Ayo, siapa yang berikutnya ? dirimu-kah ?


Prof. Tsung Dao Lee

Tsung Dao Lee dilahirkan di kota shanghai, China, pada tanggal 24 november 1926. ia adalah anak ketiga dari enam bersaudara, buah hati Tsing Kong Lee dan Ming Chang Chang. Setelah lulus dari Sekolah Menengah Kiangsi, Kanchow pada tahun 1943, ia melanjutkan studi pada universitas nasional Chekiang di propinsi Kweichow. Ketika Jepang menginvansi Cina, Lee pindah ke Kunming, Yunnan dan masuk National Southwest Associated University. Di universitas ini ia bertemu dengan Chen Ning Yang, rekannya yang bersama dengan Lee berhasil menerima penghargaan Nobel Fisika.

Setelah memperoleh beasiswa dari Pemerintah China Pada tahun 1946, Lee melanjutkan studinya untuk meraih gelar doktor di Universitas Chicago, Amerika Serikat. Gelar PhD diterimanya pada usia 24 tahun. Setelah itu, Lee bekerja sebagai peneliti dan dosen di Universitas California, Berkeley. Sejak tahun 1951 hingga 1953 ia juga bergabung dengan institut pendidikan lanjut (Institute of Advanced Study) di Princeton. Selain itu, Lee juga bekerja di Universitas Columbia pada tahun 1953 dan pada usia 29 tahun ia menjadi profesor penuh termuda di sana.
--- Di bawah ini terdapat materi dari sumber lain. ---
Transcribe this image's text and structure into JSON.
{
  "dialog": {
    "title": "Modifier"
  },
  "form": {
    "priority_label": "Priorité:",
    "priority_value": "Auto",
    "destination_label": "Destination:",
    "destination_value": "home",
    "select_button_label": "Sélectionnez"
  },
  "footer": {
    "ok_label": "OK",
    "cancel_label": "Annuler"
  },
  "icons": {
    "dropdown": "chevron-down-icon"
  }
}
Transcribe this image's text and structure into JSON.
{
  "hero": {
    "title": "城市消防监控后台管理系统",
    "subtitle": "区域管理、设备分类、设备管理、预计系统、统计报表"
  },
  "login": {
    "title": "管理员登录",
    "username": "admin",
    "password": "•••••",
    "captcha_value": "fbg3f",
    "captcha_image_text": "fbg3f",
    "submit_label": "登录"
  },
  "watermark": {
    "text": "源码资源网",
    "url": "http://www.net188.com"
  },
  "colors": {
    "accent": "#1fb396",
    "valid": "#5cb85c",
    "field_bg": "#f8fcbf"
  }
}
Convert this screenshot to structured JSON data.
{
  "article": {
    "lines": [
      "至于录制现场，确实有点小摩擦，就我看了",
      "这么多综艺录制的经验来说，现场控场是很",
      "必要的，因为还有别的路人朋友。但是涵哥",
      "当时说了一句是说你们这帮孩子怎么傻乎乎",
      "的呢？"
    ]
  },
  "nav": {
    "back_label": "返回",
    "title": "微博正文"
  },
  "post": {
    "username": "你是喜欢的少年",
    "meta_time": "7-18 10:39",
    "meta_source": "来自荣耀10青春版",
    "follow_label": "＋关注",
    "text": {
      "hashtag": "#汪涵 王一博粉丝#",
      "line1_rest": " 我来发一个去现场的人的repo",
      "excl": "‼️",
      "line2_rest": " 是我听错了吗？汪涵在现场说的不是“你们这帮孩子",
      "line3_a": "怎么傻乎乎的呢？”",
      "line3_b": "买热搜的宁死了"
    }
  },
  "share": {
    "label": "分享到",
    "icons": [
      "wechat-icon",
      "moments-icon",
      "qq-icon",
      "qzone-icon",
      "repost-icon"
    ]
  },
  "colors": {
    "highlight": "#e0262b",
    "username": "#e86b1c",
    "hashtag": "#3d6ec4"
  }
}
Walaupun Lee dan Walaupun Lee dan Yang berkarya pada tempat yang berbeda, kedua jenius dari China ini selalu berhubungan, baik melalui telepon maupun saling berkujung. Pada tahun 1956 Lee dan Yang mengemukan menerima penghargaan nobel fisika setelah gagasannya (paritas tidak kekal dalam proses elektrolemah (electroweak)) dibuktikan secara eksperimen oleh fisikawan wanita Wu Chien Hsiung dari Universitas Columbia. Ketika menerima hadiah nobel, Lee baru berusia 31 tahun, sehingga Ia menjadi penerima nobel fisika termuda kedua setelah Sir Lawrence Bragg.

Lee juga aktif menulis artikel di jurnal fisika internasional, The Physical Review. Beberapa penghargaan yang diterimanya antara lain Albert Einstein Commemorative Award dalam bidang sains dari Yeshiva University, New York (1957) dan The Science Award of the Newspaper Guild of New York. Ia juga menjadi anggota kehormatan American Physical Society dan The Academia Sinica. Tahun 1958, ia pun dianugerahi gelar DSc dari Princeton University.

Walaupun telah menjadi fisikawan yang sangat terkenal, Lee tetap memiliki kepedulian dengan perkembangan ilmu pengetahuan di negaranya. Melalui program CUSPEA (China-US Physics Examination and Application 1980-1990), ia mengundang mahasiswa terbaik China untuk belajar di Amerika Serikat.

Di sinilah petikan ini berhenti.